"Velaux.
Une fois n'est pas coutume, nous sommes retournés à Velaux pour revisiter les "Vacances de 36". L'occasion - qui fait le larron - de retrouver M. Lorrenzi.
Qui est M. Lorrenzi ?
Un capitaine de navire à la retraite qui ne parle plus - mais plus du tout ! - depuis cinq ans (calendrier en main). Les mauvaises langues racontent qu'il est rentré dans ce mutisme suite au décès de sa femme.
Il ne s'en serait pas remis et aurait décidé de la boucler.
Pour l'éternité.
Pourquoi pas, après tout. J'en connais - ils se reconnaîtront - qui la ferment pour moins que ça.
Passons.
Et revenons à nos moutons, pendant la représentation, M. Lorrenzi a retrouvé la parole. Il a dit - à la stupéfaction générale des spectateurs ! - cette phrase merveilleuse que je ne fais que citée : "Je me souviens."
La suite ? Fanfare, trompettes, hautbois, cymbales et tambourins.
Pour situer, je m'en suis renversé mon petit vin blanc - qu'on boit sous les tonnelles... - sur le pantalon.
Littéralement cloué !
La raison de ce retour à la parole appartient aux faits divers.
Quand la langue de M. Lorrenzi s'est déliée, on évoquait les souvenirs de vacances qui ont marqué la mémoire collective. Les petits rendez-vous bucoliques, les premiers flirts, les châteaux de sable, les baignades, les bains de minuit, l'émotion des premiers baisers volés et j'en passe évidemment.
Et bien figurez-vous qu'il n'en fallait pas plus pour que M. Lorrenzi se souvienne de Marcelle...
Ah Marcelle ! Son joli petit minois, son hanches larges, ses beaux gros tétés et son parfum délicat ("Soir de Paris de Bourgeois avec un J comme joie").
Bref, ni une ni deux, notre capitaine avait de nouveau vingt ans.
Détail : il se souvenait du souffle de la petite Marcelle contre sa nuque et de son joli coeur qui ne battait que pour lui...
Mieux : il n'avait plus qu'une envie, retrouver sa tendre sauvageonne - où qu'elle se trouve ! - et lui donner son amour.
La fin ? Badaboum et patatras, Alléluia, Hosannah, Allah est grand, God save the Queen...
Bienvenue à bord cher capitaine, vous avez retrouvé votre voix et nous pouvons repartir vers le grand large, vers les îles, ouf! on a eu chaud, on a contourné le récif.
Je m'embarque, nous gagnons la la cabine pour nous pourlécher les babines après avoir bu quelques bibines.
Oui mais non.
Notre capitaine n'avait plus de temps à perdre.
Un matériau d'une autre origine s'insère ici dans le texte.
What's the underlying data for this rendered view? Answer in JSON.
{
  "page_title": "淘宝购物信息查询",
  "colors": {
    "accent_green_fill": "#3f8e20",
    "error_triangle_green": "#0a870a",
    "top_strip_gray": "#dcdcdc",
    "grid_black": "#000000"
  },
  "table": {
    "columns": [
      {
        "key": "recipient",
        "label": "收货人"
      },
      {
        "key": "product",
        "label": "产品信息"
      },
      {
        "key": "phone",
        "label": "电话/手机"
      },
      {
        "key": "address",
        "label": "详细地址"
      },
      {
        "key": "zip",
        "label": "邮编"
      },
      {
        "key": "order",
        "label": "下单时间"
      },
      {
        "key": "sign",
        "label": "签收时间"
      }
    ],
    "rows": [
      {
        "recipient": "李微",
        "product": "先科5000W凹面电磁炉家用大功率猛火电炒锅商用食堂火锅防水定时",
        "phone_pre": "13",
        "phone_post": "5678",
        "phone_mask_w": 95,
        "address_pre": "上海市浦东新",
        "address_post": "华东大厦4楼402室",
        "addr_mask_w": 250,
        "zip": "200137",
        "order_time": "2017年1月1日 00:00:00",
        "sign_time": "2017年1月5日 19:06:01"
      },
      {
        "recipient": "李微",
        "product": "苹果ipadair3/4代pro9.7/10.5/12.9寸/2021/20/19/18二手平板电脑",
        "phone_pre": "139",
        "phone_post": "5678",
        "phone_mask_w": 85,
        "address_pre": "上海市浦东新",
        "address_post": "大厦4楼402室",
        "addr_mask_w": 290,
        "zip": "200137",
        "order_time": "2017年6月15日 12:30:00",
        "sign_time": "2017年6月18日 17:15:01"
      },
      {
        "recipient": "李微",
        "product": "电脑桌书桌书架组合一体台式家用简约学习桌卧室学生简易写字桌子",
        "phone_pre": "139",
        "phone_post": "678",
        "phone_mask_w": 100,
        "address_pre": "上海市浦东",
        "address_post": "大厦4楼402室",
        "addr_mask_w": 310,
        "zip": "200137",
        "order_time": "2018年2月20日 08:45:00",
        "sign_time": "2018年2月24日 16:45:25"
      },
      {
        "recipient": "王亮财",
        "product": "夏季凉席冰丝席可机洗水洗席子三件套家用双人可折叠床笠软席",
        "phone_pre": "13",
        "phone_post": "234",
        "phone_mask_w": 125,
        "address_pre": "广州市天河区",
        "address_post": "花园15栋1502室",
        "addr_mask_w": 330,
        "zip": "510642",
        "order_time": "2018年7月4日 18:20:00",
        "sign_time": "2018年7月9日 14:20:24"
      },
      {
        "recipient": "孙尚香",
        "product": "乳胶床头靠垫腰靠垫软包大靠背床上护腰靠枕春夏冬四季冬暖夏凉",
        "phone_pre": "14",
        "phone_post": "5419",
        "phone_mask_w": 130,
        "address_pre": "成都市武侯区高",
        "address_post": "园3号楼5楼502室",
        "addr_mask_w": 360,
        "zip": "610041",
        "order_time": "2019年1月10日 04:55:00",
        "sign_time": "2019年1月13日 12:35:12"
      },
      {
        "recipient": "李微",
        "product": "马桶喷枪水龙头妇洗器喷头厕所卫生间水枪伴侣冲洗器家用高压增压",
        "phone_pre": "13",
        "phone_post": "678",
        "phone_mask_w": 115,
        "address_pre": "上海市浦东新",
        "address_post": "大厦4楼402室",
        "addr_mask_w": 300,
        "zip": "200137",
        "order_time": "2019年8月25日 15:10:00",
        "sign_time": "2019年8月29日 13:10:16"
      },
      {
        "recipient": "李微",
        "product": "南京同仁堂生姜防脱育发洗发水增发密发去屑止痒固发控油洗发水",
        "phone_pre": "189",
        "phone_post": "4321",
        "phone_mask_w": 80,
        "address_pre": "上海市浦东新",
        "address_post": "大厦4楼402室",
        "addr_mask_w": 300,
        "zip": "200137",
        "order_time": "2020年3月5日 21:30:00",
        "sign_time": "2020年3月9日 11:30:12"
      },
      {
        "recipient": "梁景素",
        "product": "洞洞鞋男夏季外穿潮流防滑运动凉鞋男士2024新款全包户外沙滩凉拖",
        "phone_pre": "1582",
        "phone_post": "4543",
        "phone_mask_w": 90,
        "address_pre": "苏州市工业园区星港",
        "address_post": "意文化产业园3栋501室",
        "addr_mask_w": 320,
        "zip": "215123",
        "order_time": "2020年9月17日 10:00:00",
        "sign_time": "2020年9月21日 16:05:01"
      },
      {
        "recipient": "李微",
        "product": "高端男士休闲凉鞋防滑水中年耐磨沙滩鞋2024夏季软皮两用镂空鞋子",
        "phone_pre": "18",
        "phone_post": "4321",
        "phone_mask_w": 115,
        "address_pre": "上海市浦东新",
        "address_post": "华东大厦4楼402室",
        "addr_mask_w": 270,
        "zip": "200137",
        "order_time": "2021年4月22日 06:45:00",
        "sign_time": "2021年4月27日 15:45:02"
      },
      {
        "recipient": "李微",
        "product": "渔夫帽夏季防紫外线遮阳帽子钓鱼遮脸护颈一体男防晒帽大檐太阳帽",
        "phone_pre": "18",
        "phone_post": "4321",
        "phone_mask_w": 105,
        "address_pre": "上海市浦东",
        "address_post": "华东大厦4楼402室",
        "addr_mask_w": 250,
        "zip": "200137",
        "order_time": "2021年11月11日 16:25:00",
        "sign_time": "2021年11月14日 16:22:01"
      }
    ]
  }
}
J'entends encore son prénom glissé dans un murmure : "Ma tendre Marcelle."
M. Lorrenzi encore - à voix basse - : "Ma voyageuse, mon inconnue, ma frégate, mon Nouveau Monde, petite bise de l'Est , où es-tu tonnerre de Brest, mille milliards de mille sabords !"
Il s'est levé d'un coup.
- Bonsoir M. Iglesias.
Il m'a coupé la parole et a filoché à travers la résidence comme s'il avait un essaim de guêpes dans le pantalon...
J'ai tenté de le suivre à grandes enjambées mais il m'a semé dès la grille franchie...
En quittant Velaux, le vent a poussé une longue rafale sableuse qui a fouetté la voiture. Le ciel était dégagé et, malgré que la nuit fût encore loin et le pare-brise crasseux, j'ai distingué les premières étoiles.
Pourquoi ? Je l'ignore. Peut-être parce que je me souvenais que M. Lorrenzi avait lancé - en partant ! - cette phrase lapidaire :
- On oublie le dernier rêve, on se remémore toujours le premier amour.